M. Mulet a indiqué que les retards ou les refus dans la délivrance de visas et des documents autorisant l’envoi de conteneurs, y compris de rations alimentaires, faisaient obstacle à la mise en œuvre du mandat de la MINUAD. « Aucun progrès n’a été enregistré sur la question des visas depuis mon dernier exposé devant le Conseil de sécurité, il y a deux semaines. » Il a également souligné la recrudescence, au cours de ces quatre derniers mois, des attaques visant la MINUAD, en particulier celle ayant causé la mort d’un Casque bleu sud-africain à Mellit, dans le nord du Darfour, le 27 septembre.
« Malgré ces obstacles considérables, la Mission reste résolue dans l’application de ses priorités stratégiques », a noté le Sous-Secrétaire général, en mettant l’accent sur les efforts de la Mission en faveur du dialogue intercommunautaire et de la mise en œuvre du Document de Doha pour la paix au Darfour. Il a rappelé que le Président Al-Bashir avait annoncé la tenue d’un referendum visant à déterminer le statut administratif du Darfour pour le mois d’avril 2016.
« Le règlement global du conflit au Darfour, permettant le retour de plus de 2,6 millions de personnes déplacées, passe, d’abord et avant tout, par un accord politique entre le Gouvernement du Soudan et les mouvements armés », a tenu à préciser M. Mulet. Les rencontres d’Addis-Abeba doivent se dérouler comme prévu. Le Gouvernement du Soudan doit, a-t-il insisté, lever toutes les restrictions qui entravent les déplacements du personnel de la Mission, en particulier dans les zones de conflit, et régler la question de la délivrance des visas, « afin de permettre à la Mission d’exécuter efficacement son mandat ».
Prenant la parole à son tour, le représentant du Soudan, M. Omar Dahab F. Mohamed, a tout d’abord regretté les incidents qui ont pris pour cibles des membres du personnel de la MINUAD, « commis, selon lui, par les auteurs de vols à main armée et de pillages ». Ces incidents, examinés à l’aune du mandat de la Mission de protéger les civils et de son droit à l’autodéfense, justifient les « préoccupations croissantes » quant à la pertinence de la Mission, a-t-il estimé.

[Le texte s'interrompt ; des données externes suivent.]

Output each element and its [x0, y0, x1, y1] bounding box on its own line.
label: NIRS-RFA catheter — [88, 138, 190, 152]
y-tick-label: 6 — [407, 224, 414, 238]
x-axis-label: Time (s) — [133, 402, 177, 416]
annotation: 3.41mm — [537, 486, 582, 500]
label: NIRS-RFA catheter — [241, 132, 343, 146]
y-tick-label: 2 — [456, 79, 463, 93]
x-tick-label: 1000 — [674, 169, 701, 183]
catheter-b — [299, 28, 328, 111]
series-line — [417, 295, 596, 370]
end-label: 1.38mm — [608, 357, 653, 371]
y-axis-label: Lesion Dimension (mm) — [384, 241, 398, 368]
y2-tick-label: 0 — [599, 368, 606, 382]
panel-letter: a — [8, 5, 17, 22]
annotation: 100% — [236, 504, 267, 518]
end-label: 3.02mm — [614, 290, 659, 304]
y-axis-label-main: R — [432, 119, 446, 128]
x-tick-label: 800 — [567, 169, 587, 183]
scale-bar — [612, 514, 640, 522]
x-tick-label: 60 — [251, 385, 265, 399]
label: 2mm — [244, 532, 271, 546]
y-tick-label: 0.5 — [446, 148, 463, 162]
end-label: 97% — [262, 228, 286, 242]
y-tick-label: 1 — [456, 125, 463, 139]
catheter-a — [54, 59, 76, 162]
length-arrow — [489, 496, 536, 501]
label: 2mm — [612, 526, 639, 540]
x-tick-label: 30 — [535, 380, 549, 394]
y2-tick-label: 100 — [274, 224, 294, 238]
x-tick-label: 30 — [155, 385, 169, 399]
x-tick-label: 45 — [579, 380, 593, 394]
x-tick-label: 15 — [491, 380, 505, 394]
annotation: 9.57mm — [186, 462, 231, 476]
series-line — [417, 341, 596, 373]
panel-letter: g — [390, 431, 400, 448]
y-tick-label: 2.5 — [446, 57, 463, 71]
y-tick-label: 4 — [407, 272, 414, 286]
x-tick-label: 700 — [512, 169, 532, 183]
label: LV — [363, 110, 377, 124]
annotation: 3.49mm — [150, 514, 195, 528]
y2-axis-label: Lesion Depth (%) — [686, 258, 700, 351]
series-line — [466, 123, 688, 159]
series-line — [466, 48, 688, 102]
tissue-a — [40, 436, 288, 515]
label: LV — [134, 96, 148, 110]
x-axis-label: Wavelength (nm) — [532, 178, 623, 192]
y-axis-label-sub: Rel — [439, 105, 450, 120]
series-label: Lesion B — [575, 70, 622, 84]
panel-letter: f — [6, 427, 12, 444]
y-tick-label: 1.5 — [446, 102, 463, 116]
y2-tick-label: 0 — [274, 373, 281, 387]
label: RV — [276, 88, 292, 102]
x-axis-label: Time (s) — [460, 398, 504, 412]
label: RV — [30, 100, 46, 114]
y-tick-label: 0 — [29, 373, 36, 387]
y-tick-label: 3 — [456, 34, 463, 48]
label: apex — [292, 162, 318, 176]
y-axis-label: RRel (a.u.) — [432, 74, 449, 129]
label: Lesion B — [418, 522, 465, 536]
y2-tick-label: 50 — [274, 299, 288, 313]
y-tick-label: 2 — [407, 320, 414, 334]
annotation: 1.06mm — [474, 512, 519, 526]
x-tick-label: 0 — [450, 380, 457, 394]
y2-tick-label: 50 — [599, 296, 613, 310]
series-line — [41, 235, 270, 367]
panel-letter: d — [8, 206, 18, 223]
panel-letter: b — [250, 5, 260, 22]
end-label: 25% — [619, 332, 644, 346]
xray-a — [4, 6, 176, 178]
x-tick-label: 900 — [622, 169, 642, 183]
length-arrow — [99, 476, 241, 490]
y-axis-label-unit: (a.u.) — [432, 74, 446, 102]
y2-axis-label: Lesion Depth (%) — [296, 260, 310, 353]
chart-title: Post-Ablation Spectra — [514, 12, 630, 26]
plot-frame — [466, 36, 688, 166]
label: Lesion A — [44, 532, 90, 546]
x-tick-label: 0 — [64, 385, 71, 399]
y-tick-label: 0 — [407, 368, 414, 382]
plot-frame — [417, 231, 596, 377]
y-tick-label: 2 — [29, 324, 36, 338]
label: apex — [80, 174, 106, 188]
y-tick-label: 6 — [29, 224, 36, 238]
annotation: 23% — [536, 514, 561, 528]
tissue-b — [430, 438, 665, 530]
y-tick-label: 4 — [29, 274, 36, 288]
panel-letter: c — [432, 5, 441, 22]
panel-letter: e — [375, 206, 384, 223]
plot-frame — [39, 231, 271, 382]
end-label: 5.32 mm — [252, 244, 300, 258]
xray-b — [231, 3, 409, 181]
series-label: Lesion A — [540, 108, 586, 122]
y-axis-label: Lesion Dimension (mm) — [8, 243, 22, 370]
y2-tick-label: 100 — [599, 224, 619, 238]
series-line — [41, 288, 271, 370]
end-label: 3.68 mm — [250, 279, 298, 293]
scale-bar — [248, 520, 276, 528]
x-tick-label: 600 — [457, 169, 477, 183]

Le représentant a rejeté les « accusations », selon lesquelles le Gouvernement soudanais aurait mis un frein à la délivrance des visas aux membres du personnel de la MINUAD. La question du dédouanement des cargos de vivres à Port-Soudan, a-t-il dit, aurait pu être résolue si la MINUAD avait respecté la règlementation en vigueur.
Sur le plan politique, le représentant soudanais a exprimé sa « profonde préoccupation » quant au manque supposé de progrès vers une « solution pacifique » du conflit. Pour lui, la réitération faite par le Secrétaire général au Gouvernement soudanais et aux mouvements armés au Darfour de reprendre immédiatement les pourparlers directs « sans conditions préalables » est un autre motif d’inquiétude.
Il a en effet estimé que l’adhésion au Document de Doha pour la paix au Darfour était une condition préalable dont personne ne doit être exonérée. « Y renoncer ne signifierait rien d’autre qu’une récurrence du cycle de violences et un retour à un conflit à durée indéfinie », a averti le représentant du Soudan. Les incidents constatés au Darfour, a-t-il assuré, « ne reflètent pas la présence d’un conflit interne, tel que défini par le droit international ».